Occasionally, a customer demands special FR (flame-retardant) properties. RoHS restrictions change the toolset, prompting us to use safer, allowed flame-retardants—often nitrogen or phosphorous-based—without sacrificing flow or final product integrity. Each new development feeds back into production methods and project planning. Research spans multiple sources of feedstock and alternate stabilizers. We share our non-conformance log and regular improvement initiatives with partners, using their audits to find new avenues for both waste reduction and performance gains.
As a direct manufacturer, we see firsthand how regulatory and consumer pressure reshapes sourcing and batch priorities.
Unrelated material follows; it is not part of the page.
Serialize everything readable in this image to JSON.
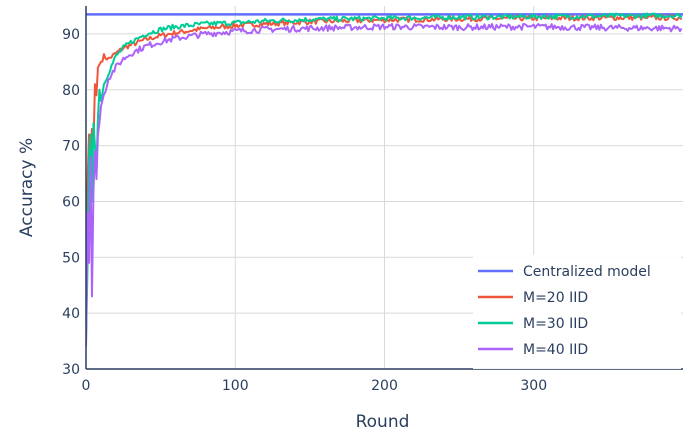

Recycled HIPS uses less energy than producing prime resin from styrene monomer, cutting carbon footprint and helping us pass real resource savings upstream and down. Internally, we track water and power consumption per batch as part of ISO environmental audits, translating production experience into process tweaks that pay off with both greener product and tangible bottom-line savings.
The RoHS regime allows us to feed verified-safe polymer back into global supply chains. OEM clients with tight audit schedules now receive regular shipment batches, each with documentation showing batch-to-batch stability and trace contaminant results. We keep these results on hand for spot audits, customer requests, and even regulatory inquiries, supporting both compliance and ongoing confidence in meeting final market demands.
Making recycled HIPS work at scale means grappling with the usual headaches: color matching, consistent flow, odor issues, and batch homogeneity. The rigors of RoHS only add to these. Over time, we established feedstock partnerships with electronics dismantlers and select post-consumer processors. This sharper control pays out in fewer non-conforming lots and a steadier, more predictable supply stream.
For users who face specific challenges—like static charge buildup in packaging or dimensional drift in high-mix production—working directly with manufacturers opens doors to process tweaks and supplemental additives. We run tailored development cycles, documenting every change and collaborating until the resin fits the end-user's molding window. Our largest recurring customers often request on-site technical visits and real-time troubleshooting. Sharing line data and acting on field returns drives both the product and our own process to new levels.
HIPS RoHS Recycled Plastic is not just a low-impact option; it has become a driver of technical innovation and risk reduction in compliant plastics. Our real-world shop-floor commitment backs every sale, connecting traceable, quality-assured resin with factories aiming to balance durability, compliance, and reduced environmental load. As both regulatory and end-user standards keep climbing, the front-line knowledge built into each lot—gleaned from hundreds of production cycles, customer returns, and in-plant audits—provides a direct answer to every new requirement and market shift.
By manufacturing reclaimed, RoHS-certified HIPS, we take plastic once bound for landfill or incineration and return it to meaningful, reliable use. We do this with data, direct customer engagement, and continuous improvement in our equipment and methods. The results show up in real applications—impact-resistant consumer goods, household essentials, durable office products, and growing adoption in advanced technical fields. Practical expertise and field-driven verification standards keep us responsive, transparent, and effective in balancing performance, customer demand, and genuine sustainability.